G45.9 — Transient Ischaemic Attack
Denied68M · investigation — MRI Brain with DWI
Insurer Rationale
CT head is normal with no evidence of haemorrhage or acute infarction. Neurological symptoms have fully resolved within 24 hours, consistent with transient ischaemic attack. MRI is not indicated for confirmed TIA. Commence antiplatelet therapy and outpatient TIA clinic follow-up.
Clinical Contradiction
Insurer states
“CT head is normal and symptoms resolved, confirming TIA — MRI is not indicated”
Clinical evidence shows
CT cannot detect acute ischaemic infarction in the first 12 hours — only MRI with diffusion-weighted imaging can distinguish TIA from minor stroke with resolved symptoms
Patient risk
Up to 30% of patients labelled TIA have DWI-positive infarction requiring more aggressive secondary prevention
Reasoning Chain
CT head rules out haemorrhage but cannot detect early ischaemic infarction. Resolved symptoms do not exclude stroke — up to 30% of clinical TIAs show DWI-positive infarction on MRI. Without MRI, the patient may be undertreated for a minor stroke, missing the window for optimal secondary prevention and recurrence risk stratification.
Reasoning Chain
Findings
Left-sided weakness (resolved), Slurred speech (resolved), Facial droop (resolved), Onset-to-resolution 45 minutes, AF on ECG
Differential
TIA (clinical diagnosis) vs Minor Ischaemic Stroke (not excluded)
Shared findings
Limb weakness, Speech problems, Facial weakness, Altered sensation
Discriminating investigation — DENIED
MRI Brain with DWI
Detects acute ischaemic infarction invisible on CT — the only way to distinguish TIA from minor stroke when symptoms have resolved
Verdict
Denial is clinically unsafe.
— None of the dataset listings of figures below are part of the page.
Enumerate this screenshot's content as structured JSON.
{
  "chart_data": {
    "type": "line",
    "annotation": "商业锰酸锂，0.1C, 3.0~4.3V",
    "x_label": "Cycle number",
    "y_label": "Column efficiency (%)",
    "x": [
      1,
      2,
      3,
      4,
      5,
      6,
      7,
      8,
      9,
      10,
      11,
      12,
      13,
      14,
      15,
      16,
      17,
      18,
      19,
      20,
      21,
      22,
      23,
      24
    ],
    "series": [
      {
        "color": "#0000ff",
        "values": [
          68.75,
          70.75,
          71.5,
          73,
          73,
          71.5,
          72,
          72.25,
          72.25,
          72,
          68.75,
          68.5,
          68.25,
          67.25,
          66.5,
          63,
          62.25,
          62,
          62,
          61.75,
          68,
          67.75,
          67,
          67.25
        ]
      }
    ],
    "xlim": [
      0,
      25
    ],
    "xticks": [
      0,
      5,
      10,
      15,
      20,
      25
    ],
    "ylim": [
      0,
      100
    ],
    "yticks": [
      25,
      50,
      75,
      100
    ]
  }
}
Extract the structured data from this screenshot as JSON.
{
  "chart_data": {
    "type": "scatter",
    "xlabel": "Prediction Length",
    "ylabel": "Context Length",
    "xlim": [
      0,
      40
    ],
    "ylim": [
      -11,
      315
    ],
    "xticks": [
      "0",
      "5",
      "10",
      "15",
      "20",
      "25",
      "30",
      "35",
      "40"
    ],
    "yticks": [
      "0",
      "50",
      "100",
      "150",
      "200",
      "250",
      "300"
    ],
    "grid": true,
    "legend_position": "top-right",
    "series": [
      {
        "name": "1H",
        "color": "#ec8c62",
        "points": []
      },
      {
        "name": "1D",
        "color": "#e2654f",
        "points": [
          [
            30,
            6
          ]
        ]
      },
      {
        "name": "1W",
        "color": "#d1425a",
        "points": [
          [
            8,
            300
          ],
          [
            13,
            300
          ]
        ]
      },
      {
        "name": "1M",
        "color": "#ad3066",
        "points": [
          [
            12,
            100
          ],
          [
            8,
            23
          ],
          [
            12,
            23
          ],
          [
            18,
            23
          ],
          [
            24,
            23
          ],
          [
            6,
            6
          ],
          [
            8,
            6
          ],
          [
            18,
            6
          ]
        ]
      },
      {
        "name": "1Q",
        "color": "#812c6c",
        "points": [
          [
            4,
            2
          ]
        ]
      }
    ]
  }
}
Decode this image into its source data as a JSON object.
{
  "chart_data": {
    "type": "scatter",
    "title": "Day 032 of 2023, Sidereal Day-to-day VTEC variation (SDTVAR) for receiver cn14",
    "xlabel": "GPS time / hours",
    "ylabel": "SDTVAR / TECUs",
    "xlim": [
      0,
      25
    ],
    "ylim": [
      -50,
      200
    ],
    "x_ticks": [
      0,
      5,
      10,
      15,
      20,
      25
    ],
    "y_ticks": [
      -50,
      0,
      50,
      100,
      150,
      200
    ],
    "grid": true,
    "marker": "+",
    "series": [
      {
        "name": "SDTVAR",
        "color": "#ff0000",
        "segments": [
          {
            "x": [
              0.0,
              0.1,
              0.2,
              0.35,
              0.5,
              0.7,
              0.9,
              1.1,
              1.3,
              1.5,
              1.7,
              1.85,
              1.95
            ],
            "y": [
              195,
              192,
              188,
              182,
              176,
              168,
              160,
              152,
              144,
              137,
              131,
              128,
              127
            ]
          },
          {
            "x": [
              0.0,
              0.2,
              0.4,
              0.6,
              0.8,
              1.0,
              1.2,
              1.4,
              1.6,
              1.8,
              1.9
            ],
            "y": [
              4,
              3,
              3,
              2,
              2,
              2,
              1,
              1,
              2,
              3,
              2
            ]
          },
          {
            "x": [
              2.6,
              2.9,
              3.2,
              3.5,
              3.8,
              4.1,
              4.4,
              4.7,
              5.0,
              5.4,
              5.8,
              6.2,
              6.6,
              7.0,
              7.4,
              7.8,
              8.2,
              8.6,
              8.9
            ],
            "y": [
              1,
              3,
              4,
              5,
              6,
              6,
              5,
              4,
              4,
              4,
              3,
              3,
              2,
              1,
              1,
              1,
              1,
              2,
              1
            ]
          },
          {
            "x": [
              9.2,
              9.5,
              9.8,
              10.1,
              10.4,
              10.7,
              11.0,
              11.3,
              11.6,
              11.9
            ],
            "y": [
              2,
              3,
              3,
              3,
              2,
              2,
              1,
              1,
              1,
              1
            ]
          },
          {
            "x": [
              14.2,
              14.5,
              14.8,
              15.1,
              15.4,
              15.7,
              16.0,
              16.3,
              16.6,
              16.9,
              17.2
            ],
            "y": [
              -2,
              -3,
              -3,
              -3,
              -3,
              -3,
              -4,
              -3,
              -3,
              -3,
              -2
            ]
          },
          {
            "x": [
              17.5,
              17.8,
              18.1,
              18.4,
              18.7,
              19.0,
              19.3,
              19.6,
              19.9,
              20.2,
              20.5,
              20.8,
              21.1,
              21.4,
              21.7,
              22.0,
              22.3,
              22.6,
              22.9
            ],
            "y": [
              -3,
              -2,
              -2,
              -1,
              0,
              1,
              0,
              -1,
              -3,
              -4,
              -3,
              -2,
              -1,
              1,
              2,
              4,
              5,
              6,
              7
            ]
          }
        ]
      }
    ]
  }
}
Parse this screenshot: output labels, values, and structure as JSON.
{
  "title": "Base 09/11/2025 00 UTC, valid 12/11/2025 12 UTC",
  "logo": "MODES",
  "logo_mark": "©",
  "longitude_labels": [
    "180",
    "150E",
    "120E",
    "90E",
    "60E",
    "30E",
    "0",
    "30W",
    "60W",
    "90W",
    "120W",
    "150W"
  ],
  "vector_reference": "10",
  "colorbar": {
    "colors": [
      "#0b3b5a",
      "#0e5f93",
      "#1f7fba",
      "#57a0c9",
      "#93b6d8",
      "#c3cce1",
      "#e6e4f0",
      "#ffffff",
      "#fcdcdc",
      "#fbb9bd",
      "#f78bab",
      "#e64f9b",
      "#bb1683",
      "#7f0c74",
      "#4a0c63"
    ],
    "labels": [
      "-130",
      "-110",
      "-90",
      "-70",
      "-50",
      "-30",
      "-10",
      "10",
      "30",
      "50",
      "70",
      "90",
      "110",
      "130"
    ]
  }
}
A normal CT head does not exclude ischaemic stroke in the acute phase, and resolved symptoms do not confirm TIA. Denying MRI blocks the only investigation that can discriminate between these two diagnoses and determine the correct secondary prevention strategy.
Clinical Evidence
NICE Guideline NG128 — Stroke and transient ischaemic attack in over 16s
1.1 — Rapid specialist assessment
MRI with DWI is recommended for all patients with suspected TIA to detect infarction not visible on CT.
Royal College of Physicians National Clinical Guideline for Stroke (2023)
Imaging in TIA
DWI-MRI should be performed within 24 hours of symptom onset for suspected TIA to guide secondary prevention intensity.